The first sentence of the press release says it all (well, almost, anyway): “A new study mapping the evolutionary history of animals indicates that Earth's first animal . . . was probably significantly more complex than previously believed.”
It wasn’t the humble, “simple” sponge that diverged first, but rather the much more complex comb jelly.
The National Science Foundation study (which happened to be the cover article for this week’s issue of the journal Nature) set out to analyze genetic data in order to ascertain the oldest animal lineage on the planet—the first branch on the supposed evolutionary tree of (animal) life. The surprise? It wasn’t the humble, “simple” sponge that diverged first, but rather the much more complex comb jelly.
Researcher Casey Dunn calls the find “a complete shocker[—s]o shocking that we initially thought something had gone very wrong.” Yet after the results were checked and rechecked, the data confirmed that the comb jelly split off first.

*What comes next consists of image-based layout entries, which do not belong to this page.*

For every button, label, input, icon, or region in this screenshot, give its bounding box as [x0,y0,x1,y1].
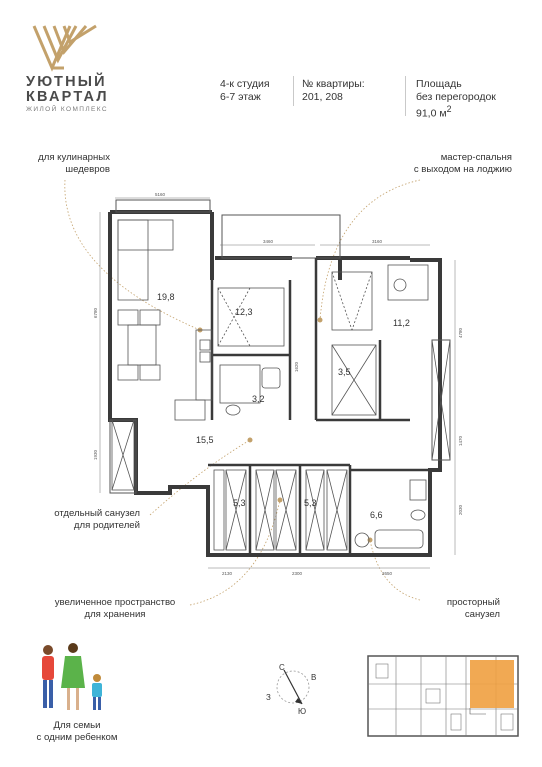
highlighted-apartment [470,660,514,708]
dim-bottom-1: 2130 [222,571,233,576]
room-area-bedroom3: 5,3 [304,498,317,508]
room-area-bedroom1: 12,3 [235,307,253,317]
mother-figure [61,643,85,710]
callout-text: с выходом на лоджию [413,164,512,175]
brand-name: УЮТНЫЙ КВАРТАЛ [26,74,109,105]
dim-right-mid: 1470 [458,435,463,446]
callout-text: для хранения [84,609,146,620]
family-illustration [35,640,115,715]
dim-right-lower: 2030 [458,504,463,515]
apartment-numbers-label: № квартиры: [302,78,365,90]
floor-range: 6-7 этаж [220,90,261,103]
room-area-bath-big: 6,6 [370,510,383,520]
callout-text: для родителей [73,520,140,531]
room-area-bath-small: 3,2 [252,394,265,404]
callout-text: Для семьи [53,720,101,731]
callout-text: санузел [464,609,500,620]
brand-subtitle: ЖИЛОЙ КОМПЛЕКС [26,106,108,113]
apartment-numbers-value: 201, 208 [302,90,343,103]
callout-text: с одним ребенком [36,732,118,743]
room-area-hall: 15,5 [196,435,214,445]
dim-left-lower: 1930 [93,449,98,460]
room-area-bedroom2: 5,3 [233,498,246,508]
compass-south: Ю [298,707,307,716]
floor-key-plan [366,654,526,739]
callout-text: просторный [446,597,500,608]
dim-top-mid: 3460 [263,239,274,244]
callout-text: увеличенное пространство [54,597,176,608]
callout-text: мастер-спальня [440,152,512,163]
apartment-type-line: 4-к студия [220,78,270,90]
area-number: 91,0 м [416,107,447,120]
dim-right-upper: 4780 [458,327,463,338]
dim-left-upper: 6780 [93,307,98,318]
dim-bottom-2: 2300 [292,571,303,576]
callout-text: шедевров [65,164,110,175]
dim-bottom-3: 2650 [382,571,393,576]
compass-north: С [279,663,285,672]
room-area-kitchen: 19,8 [157,292,175,302]
callout-text: отдельный санузел [54,508,140,519]
compass-west: З [266,693,271,702]
callout-text: для кулинарных [38,152,110,163]
room-area-wardrobe: 3,5 [338,367,351,377]
child-figure [92,674,102,710]
dim-inner: 1620 [294,361,299,372]
compass-east: В [311,673,317,682]
dim-top-left: 5160 [155,192,166,197]
compass [262,656,324,718]
father-figure [42,645,54,708]
room-area-master: 11,2 [393,318,410,328]
area-unit-sup: 2 [446,104,452,114]
area-label: Площадь [416,78,462,90]
dim-top-right: 3160 [372,239,383,244]
area-label-sub: без перегородок [416,90,496,103]
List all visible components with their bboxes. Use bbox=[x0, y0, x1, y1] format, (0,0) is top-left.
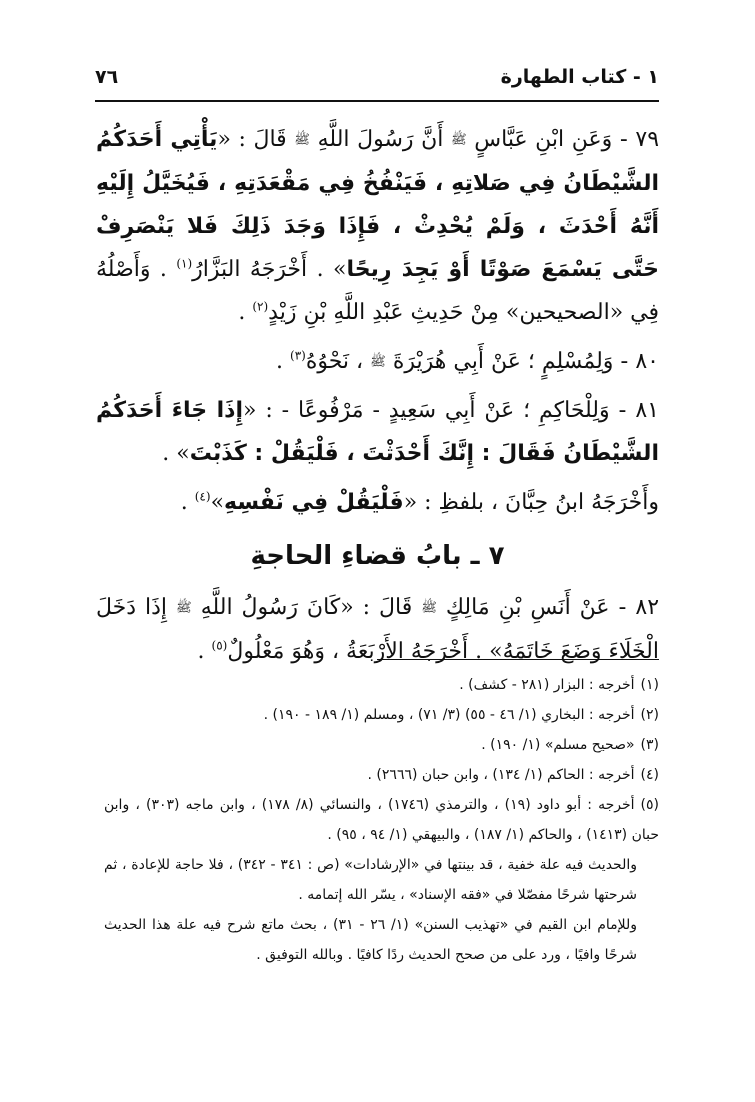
footnote-text: أخرجه : البخاري (١/ ٤٦ - ٥٥) (٣/ ٧١) ، ومسلم (١/ ١٨٩ - ١٩٠) . bbox=[263, 707, 635, 723]
footnotes bbox=[104, 670, 659, 970]
isnad-text: أَنَّ رَسُولَ اللَّهِ bbox=[317, 127, 444, 152]
footnote-label: (٤) bbox=[640, 767, 659, 783]
quote-close: » . bbox=[162, 441, 190, 466]
hadith-80 bbox=[96, 340, 659, 384]
takhrij-text: » . أَخْرَجَهُ الأَرْبَعَةُ ، وَهُوَ مَعْلُولٌ bbox=[227, 638, 503, 664]
running-title: ١ - كتاب الطهارة bbox=[500, 66, 659, 88]
hadith-text: إِذَا دَخَلَ الْخَلَاءَ وَضَعَ خَاتَمَهُ bbox=[96, 595, 659, 664]
end-mark: . bbox=[180, 490, 188, 515]
chapter-heading: ٧ ـ بابُ قضاءِ الحاجةِ bbox=[250, 541, 505, 571]
hadith-number: ٨١ - bbox=[618, 398, 659, 423]
isnad-text: قَالَ : « bbox=[217, 127, 287, 152]
hadith-81 bbox=[96, 389, 659, 475]
honorific-symbol: ﷺ bbox=[176, 600, 192, 616]
page-number: ٧٦ bbox=[95, 66, 119, 88]
honorific-symbol: ﷺ bbox=[370, 354, 386, 369]
footnote-item bbox=[104, 700, 659, 730]
header-divider bbox=[95, 100, 659, 102]
footnote-item bbox=[104, 760, 659, 790]
hadith-number: ٧٩ - bbox=[619, 127, 660, 152]
quote-close: » bbox=[210, 490, 225, 515]
takhrij-text: أَخْرَجَهُ البَزَّارُ bbox=[192, 256, 308, 282]
footnote-ref: (٢) bbox=[252, 299, 269, 314]
takhrij-text: . وَأَصْلُهُ فِي «الصحيحين» مِنْ حَدِيثِ عَبْدِ اللَّهِ بْنِ زَيْدٍ bbox=[96, 256, 659, 325]
ibn-hibban-note bbox=[96, 481, 659, 524]
footnote-label: (١) bbox=[640, 677, 659, 693]
footnote-ref: (٥) bbox=[211, 638, 228, 653]
main-text bbox=[96, 118, 659, 673]
footnote-item bbox=[104, 730, 659, 760]
isnad-text: ، نَحْوُهُ bbox=[305, 348, 364, 374]
honorific-symbol: ﷺ bbox=[450, 132, 467, 148]
end-mark: . bbox=[238, 299, 246, 325]
footnote-continuation: والحديث فيه علة خفية ، قد بينتها في «الإرشادات» (ص : ٣٤١ - ٣٤٢) ، فلا حاجة للإعادة ، ثم شرحتها شرحًا مفصّلا في «فقه الإسناد» ، يسّر الله إتمامه . bbox=[104, 857, 637, 903]
end-mark: . bbox=[197, 638, 205, 664]
footnote-item bbox=[104, 670, 659, 700]
hadith-text: إِذَا جَاءَ أَحَدَكُمُ الشَّيْطَانُ فَقَالَ : إِنَّكَ أَحْدَثْتَ ، فَلْيَقُلْ : كَذَبْتَ bbox=[96, 398, 659, 466]
footnote-continuation: وللإمام ابن القيم في «تهذيب السنن» (١/ ٢٦ - ٣١) ، بحث ماتع شرح فيه علة هذا الحديث شرحًا وافيًا ، ورد على من صحح الحديث ردًا كافيًا . وبالله التوفيق . bbox=[104, 917, 638, 963]
footnote-item bbox=[104, 790, 659, 850]
footnote-label: (٣) bbox=[640, 737, 659, 753]
hadith-text: يَأْتِي أَحَدَكُمُ الشَّيْطَانُ فِي صَلاتِهِ ، فَيَنْفُخُ فِي مَقْعَدَتِهِ ، فَيُخَيَّلُ إِلَيْهِ أَنَّهُ أَحْدَثَ ، وَلَمْ يُحْدِثْ ، فَإِذَا وَجَدَ ذَلِكَ فَلا يَنْصَرِفْ حَتَّى يَسْمَعَ صَوْتًا أَوْ يَجِدَ رِيحًا bbox=[96, 127, 660, 282]
hadith-79 bbox=[96, 118, 659, 334]
footnote-ref: (٤) bbox=[194, 489, 211, 504]
isnad-text: وَعَنِ ابْنِ عَبَّاسٍ bbox=[474, 127, 613, 152]
hadith-text: فَلْيَقُلْ فِي نَفْسِهِ bbox=[224, 490, 404, 515]
end-mark: . bbox=[276, 348, 284, 374]
footnote-divider bbox=[377, 659, 659, 660]
footnote-ref: (٣) bbox=[290, 348, 306, 363]
footnote-text: أخرجه : الحاكم (١/ ١٣٤) ، وابن حبان (٢٦٦٦) . bbox=[367, 767, 635, 783]
footnote-label: (٢) bbox=[640, 707, 659, 723]
honorific-symbol: ﷺ bbox=[421, 600, 437, 616]
footnote-text: «صحيح مسلم» (١/ ١٩٠) . bbox=[481, 737, 635, 753]
hadith-number: ٨٢ - bbox=[618, 595, 660, 620]
footnote-text: أخرجه : أبو داود (١٩) ، والترمذي (١٧٤٦) ، والنسائي (٨/ ١٧٨) ، وابن ماجه (٣٠٣) ، وابن حبان (١٤١٣) ، والحاكم (١/ ١٨٧) ، والبيهقي (١/ ٩٤ ، ٩٥) . bbox=[104, 797, 659, 843]
hadith-number: ٨٠ - bbox=[620, 348, 659, 374]
footnote-ref: (١) bbox=[176, 256, 193, 271]
isnad-text: قَالَ : «كَانَ رَسُولُ اللَّهِ bbox=[200, 595, 413, 620]
isnad-text: وَلِمُسْلِمٍ ؛ عَنْ أَبِي هُرَيْرَةَ bbox=[392, 348, 614, 374]
quote-close: » . bbox=[316, 256, 347, 282]
footnote-label: (٥) bbox=[640, 797, 660, 813]
honorific-symbol: ﷺ bbox=[294, 132, 311, 148]
page-header bbox=[95, 64, 659, 98]
footnote-text: أخرجه : البزار (٢٨١ - كشف) . bbox=[459, 677, 635, 693]
isnad-text: عَنْ أَنَسِ بْنِ مَالِكٍ bbox=[445, 595, 610, 620]
isnad-text: وَلِلْحَاكِمِ ؛ عَنْ أَبِي سَعِيدٍ - مَرْفُوعًا - : « bbox=[243, 398, 610, 423]
takhrij-text: وأَخْرَجَهُ ابنُ حِبَّانَ ، بلفظِ : « bbox=[403, 490, 659, 515]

This is such a shock to evolutionists because the jellyfish-like Comb Jelly have tissues and a nervous system, complex characteristics that were thought to have evolved later. Sponges, by contrast, lack tissues and nervous systems. Interestingly, this has led to the idea that Comb Jellies evolved their complexity separately from other animal life. The only other possibility, according to the evolutionary model, is that the sponge somehow lost complex features—including a nervous system and tissues—that it once had.
For Bible-believing creationists, the very premise of this study is flawed. Evolutionists, taking it on faith that we all share a common ancestor, believe we can simply compare differences in animal genomes, with larger differences representing a more distant common ancestor and small differences representing a more recent common ancestor.
A somewhat loose analogy might be: suppose someone took it on faith that all computer circuit boards were simply modifications of modifications of modifications (and so on) of the original circuit board—that factory mistakes here or there had resulted in the diversity of computer circuit boards we use today (assuming, of course, at least some of these mistakes weren’t detrimental to the boards). Now, suppose this person, after devising a complicated way to standardize and measure the exact difference between any two working circuit boards, determined that what looks like a modern, high-tech circuit board was actually older and more original than a comparably low-tech, simplistic circuit board. He would at that point have only three options:
- “This doesn’t make any sense; my system for measuring and comparing differences—and concluding which board is the oldest—must be flawed in some way.”
- “This completely disputes the idea of descent with increasingly higher-tech modification for circuit boards (since we now have many more high-tech boards); maybe something else was responsible for the origin of all these circuit boards.”
- “I know that these circuit boards all descended from one original board design, and that means my system of measuring differences must be correct. So I’m just going to have to come up with some explanation for why such an unexpected result occurred.”
In the last option, our hypothetical believer in circuit board descent would employ a “rescuing device”: a “just-so” story that is held by faith but that allows him to hang on to his contradicting beliefs.
Biblical creationists accept something by faith ... then we interpret facts through the biblical worldview (or paradigm).
Likewise, the just-so stories required to hang on to belief in evolution—even when data contradicts it—betray the reality that evolution is accepted by faith first, and then the facts are shoehorned into the evolutionary paradigm. Biblical creationists accept something by faith, too: the existence of God and His Revelation (the Bible) to us; then we interpret facts through the biblical worldview (or paradigm).
So whenever someone tells you it requires (pejoratively) “faith” to accept the Bible’s account of origins, tell them they’re absolutely right. But then tell them that it takes great “faith” to accept any account of origins, and ask them if they would rather put their faith in man’s fallible ideas or in the Word of One who was there.